Si tratta di dieci minuti tra i piu' intensi di tutta la storia
della musica afro-americana del Ventesimo Secolo. Un orgasmo, uno
sfrenato, violento amore senza inibizioni, all'interno del quale
si crea un climax di fervente attesa e di spasmodico, eccitante
caos. Caos che viene legittimato da quello che puo' essere considerato
il "fulcro" di Sand, ovvero I Want to Take You Higher,
illuminante prototipo di quel funky colorato e piacevolmente eccessivo
negli arrangiamenti che dominera' il mercato musicale dei neri per
quasi tutto il decennio successivo. Semplicemente travolgente, a
suo modo erotico, liberatorio nella piu' larga accezione del termine;
un'onda di amplessi strumentali, sorretti da un basso violentatore
e da ottoni che appaiono essere la trasfigurazione musicale di ampie
frustate ai danni (un piacevole... danno, comunque!...) del nostro
orecchio, sempre avido nell'apprendere nuovi tracciati onde soddisfare
un ipotetico, mai del tutto sazio, "palato uditivo". A
seguire questo vortice schizophrenico in musica, emerge un soul
piu' moderato ma non meno intrigante: Somebody's Watching You
e' esemplare nel mostrare al pubblico una soluzione musicale ricca
di sottintesi sessuali e "lisergici", sempre supportata
da un compiacimento reciproco.
In Stand viene
anche genuinamente sottintesa la tipica arroganza dei neri (e di
Sly in particolare), ma l'achimia composta dall'insieme di musicisti
interrazziali, i melodic hooks e il vigore delle loro interpretazioni
rendono il disco irresistibilmente "appetitoso"; ogni
nota sembra completare quella successiva, senza alcun accenno di
eccesso sonoro o pretenziosita' d'accatto, alla fine anche la piu'
lampante esagerazione viene idealmente compensata, giustificata
dal genio creativo e interpretativo di Sly Stewart e Compagni. L'ultimo
vero highlight e' composto da un'altra lunga suite, Sex
Machine (che non ha nulla a che vedere con l'omonimo brano di
James Brown), se possibile ancor piu' monolitica ed impregnata
di divagazioni psichedeliche, sulla falsa riga della debordante
Don't Call Me Nigger, Whitey. SEX MACHINE legittima il sound
innovativo di Sly And The Family Stone, gettando le basi e scrivendo
il vocabolario-base di tutta la musica funky a venire. Completano
l'opera tre autentiche catchy songs quali Sing A Simple
Song, Everyday People e You Can make it if You Try,
queste ultime due scelte come singolo, a suggellare una volta di
piu' il talento melodico ed espressivo di Sly Stewart, capace di
rendere credibile la commercialita' legata ad un'altissima e indiscussa
qualita' nel song-writing. Se volessimo, dunque, cercare uno spartiacque
che divida, da un punto di vista storico-musicale, la vecchia dalla
nuova musica Soul, Stand concorrerebbe certamente per il primo posto.
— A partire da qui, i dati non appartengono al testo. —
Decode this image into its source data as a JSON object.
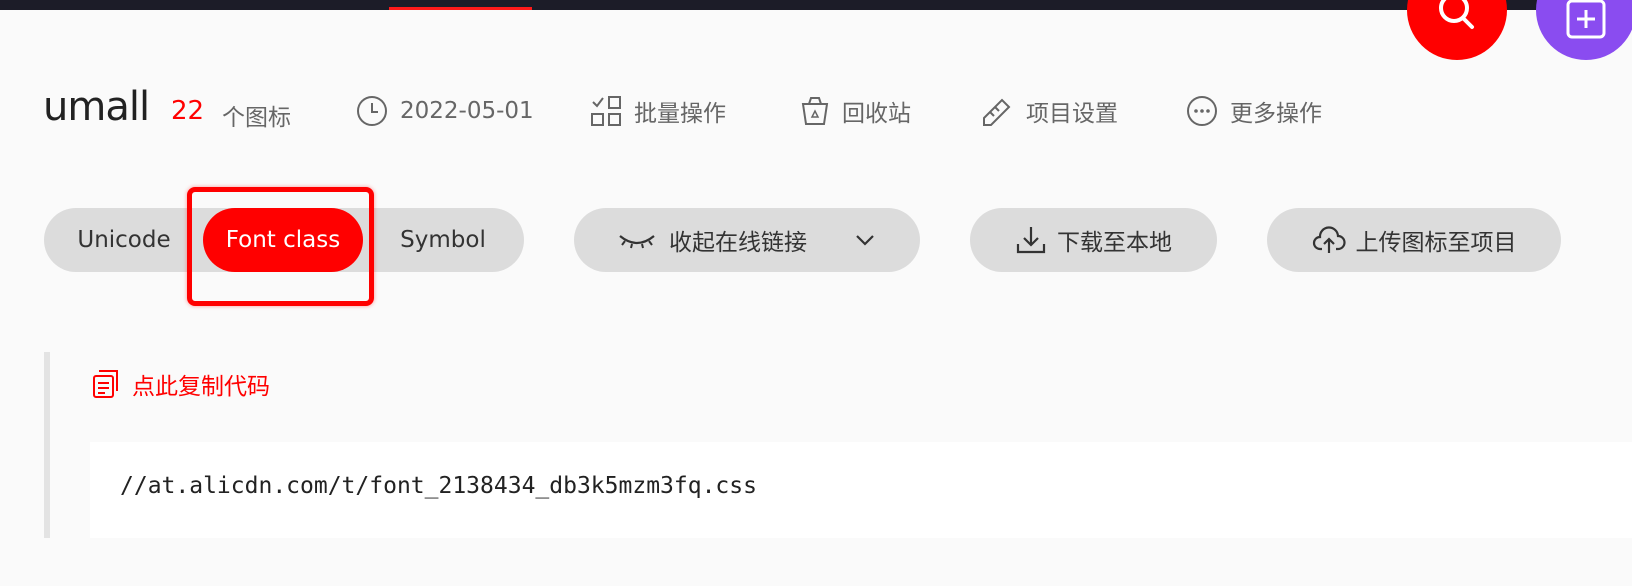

Difficilmente un disco ha sancito cosi' idillicamente, cosi' sfacciatamente
e autoritariamente, il passaggio tra il vecchio e il nuovo verbo
della black music.
Qualsiasi argomento o supposizione a voi venga in mente circa l'evoluzione
di questo genere, sarete costretti a compiere un vertiginoso salto
indietro nel tempo, onde giungere ad un freneticissimo 1969, affinche'
voi dobbiate fare i conti con Stand e i suoi creatori e principali
divultagori, Sly And The Family Stone, I legittimi Padri
della moderna musica nera.
Accept No Substitute! A man and his very own funky music!